Setelahnya kami menuju lift. Aku nggak ingin tahu nasib Bapak OB, dia pasti baik-baik saja. Rai nggak bakal pecat satu orang yang accidentally nabrak istrinya sampai merah keningnya. Yang ada Rai bakal bilang...
"Harusnya tadi aku minta Pak Ishak tabrak kardusnya lebih kencang ke kamu. Biar kening kamu tidak cuma merah, lebam kebiruan tampaknya bagus buat foto instagram kamu," katanya tatkala kami menikmati makan siang di kafe.

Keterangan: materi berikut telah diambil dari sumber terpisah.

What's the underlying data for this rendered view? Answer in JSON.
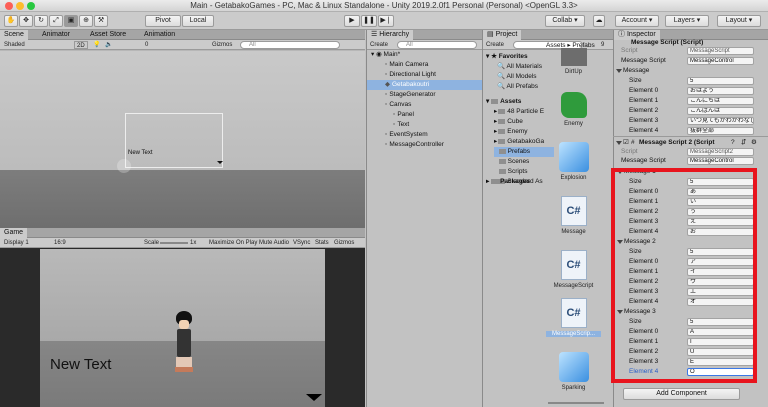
{
  "window": {
    "title": "Main - GetabakoGames - PC, Mac & Linux Standalone - Unity 2019.2.0f1 Personal (Personal) <OpenGL 3.3>"
  },
  "toolbar": {
    "pivot": "Pivot",
    "local": "Local",
    "collab": "Collab",
    "account": "Account",
    "layers": "Layers",
    "layout": "Layout"
  },
  "scene": {
    "tabs": [
      "Scene",
      "Animator",
      "Asset Store",
      "Animation"
    ],
    "shading": "Shaded",
    "mode_2d": "2D",
    "gizmos": "Gizmos",
    "search_placeholder": "All",
    "effects_count": "0",
    "canvas_text": "New Text"
  },
  "game": {
    "tab": "Game",
    "display": "Display 1",
    "aspect": "16:9",
    "scale_label": "Scale",
    "scale_value": "1x",
    "options": [
      "Maximize On Play",
      "Mute Audio",
      "VSync",
      "Stats",
      "Gizmos"
    ],
    "canvas_text": "New Text"
  },
  "hierarchy": {
    "tab": "Hierarchy",
    "create": "Create",
    "search_placeholder": "All",
    "root": "Main*",
    "items": [
      {
        "label": "Main Camera",
        "depth": 1
      },
      {
        "label": "Directional Light",
        "depth": 1
      },
      {
        "label": "Getabakoutri",
        "depth": 1,
        "selected": true
      },
      {
        "label": "StageGenerator",
        "depth": 1
      },
      {
        "label": "Canvas",
        "depth": 1
      },
      {
        "label": "Panel",
        "depth": 2
      },
      {
        "label": "Text",
        "depth": 2
      },
      {
        "label": "EventSystem",
        "depth": 1
      },
      {
        "label": "MessageController",
        "depth": 1
      }
    ]
  },
  "project": {
    "tab": "Project",
    "create": "Create",
    "badge": "9",
    "favorites": "Favorites",
    "fav_items": [
      "All Materials",
      "All Models",
      "All Prefabs"
    ],
    "assets": "Assets",
    "asset_items": [
      "48 Particle E",
      "Cube",
      "Enemy",
      "GetabakoGa",
      "Prefabs",
      "Scenes",
      "Scripts",
      "Standard As"
    ],
    "packages": "Packages",
    "breadcrumb": [
      "Assets",
      "Prefabs"
    ],
    "grid": [
      {
        "name": "DirtUp",
        "kind": "prefab"
      },
      {
        "name": "Enemy",
        "kind": "enemy"
      },
      {
        "name": "Explosion",
        "kind": "cube"
      },
      {
        "name": "Message",
        "kind": "script"
      },
      {
        "name": "MessageScript",
        "kind": "script"
      },
      {
        "name": "MessageScrip...",
        "kind": "script"
      },
      {
        "name": "Sparking",
        "kind": "cube"
      }
    ]
  },
  "inspector": {
    "tab": "Inspector",
    "comp1_title": "Message Script (Script)",
    "script_label": "Script",
    "script_value1": "MessageScript",
    "message_script_label": "Message Script",
    "message_script_value": "MessageControl",
    "message_label": "Message",
    "size_label": "Size",
    "first": {
      "size": "5",
      "elements": [
        "おはよう",
        "こんにちは",
        "こんばんは",
        "いつ見てもかわかわなし",
        "抜群全部"
      ]
    },
    "comp2_title": "Message Script 2 (Script",
    "script_value2": "MessageScript2",
    "groups": [
      {
        "title": "Message 1",
        "size": "5",
        "elements": [
          "あ",
          "い",
          "う",
          "え",
          "お"
        ]
      },
      {
        "title": "Message 2",
        "size": "5",
        "elements": [
          "ア",
          "イ",
          "ウ",
          "エ",
          "オ"
        ]
      },
      {
        "title": "Message 3",
        "size": "5",
        "elements": [
          "A",
          "I",
          "U",
          "E",
          "O"
        ]
      }
    ],
    "element_labels": [
      "Element 0",
      "Element 1",
      "Element 2",
      "Element 3",
      "Element 4"
    ],
    "add_component": "Add Component"
  }
}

Benar-benar sesuai prediksiku. Pak Ishak? Itu nama OB tadi? Rai tahu? Aku kira dia tahunya take profit dan cut loss saja.
"Nggak sekalian kamu kasih Pak Ishak bonus sudah berhasil bikin keningku memerah?" Satu-dua kalimat sarkasku adalah penambah nafsu makan Rai.
"Inginnya sih begitu. Kalau semua karyawan berusaha bikin kamu memar terus aku kasih bonus, bisa bangkrut." Dia terbahak tanpa dosa. Orang-orang melirik kami, mengira aku adalah pasangan menyenangkan sampai bisa membuat orang yang duduk di hadapanku tertawa.
"Aku kasih tahu ya." Aku meletakan garpu dan sendok, berusaha pasang aksi serius. Rai mengikuti, dia menyatukan kedua tangannya di atas meja, memberiku pandangan menunggu. "Kamu kalau banyak uang, kenapa pelit banget sih? Cicilan apartemen Arvel dibayarin, timbang kasih aku ekstra jatah bulanan susahnya minta ampun. Aku pernah baca majalah Hidayah, orang pelit kuburannya sempit. Mau masuk headline Jakarta Post, almarhum CEO Laksana Dwipada susah masuk liang lahat, diperkirakan semasa hidup sangat medit," kataku.
Rai ketawa lagi. Kali ini, seluruh pengunjung kafe nggak malu menatap kami penasaran. Ya, ampun, jangan sampai ada yang mengenaliku. Asal tahu saja, aku ini lebih dikenal karyawan sini sebagai istri cantik CEO dibanding Rai yang menjabat CEO. Hebat banget kan yang namanya kekuatan mouth to mouth, karena satu resepsionis comel, tenarlah diriku.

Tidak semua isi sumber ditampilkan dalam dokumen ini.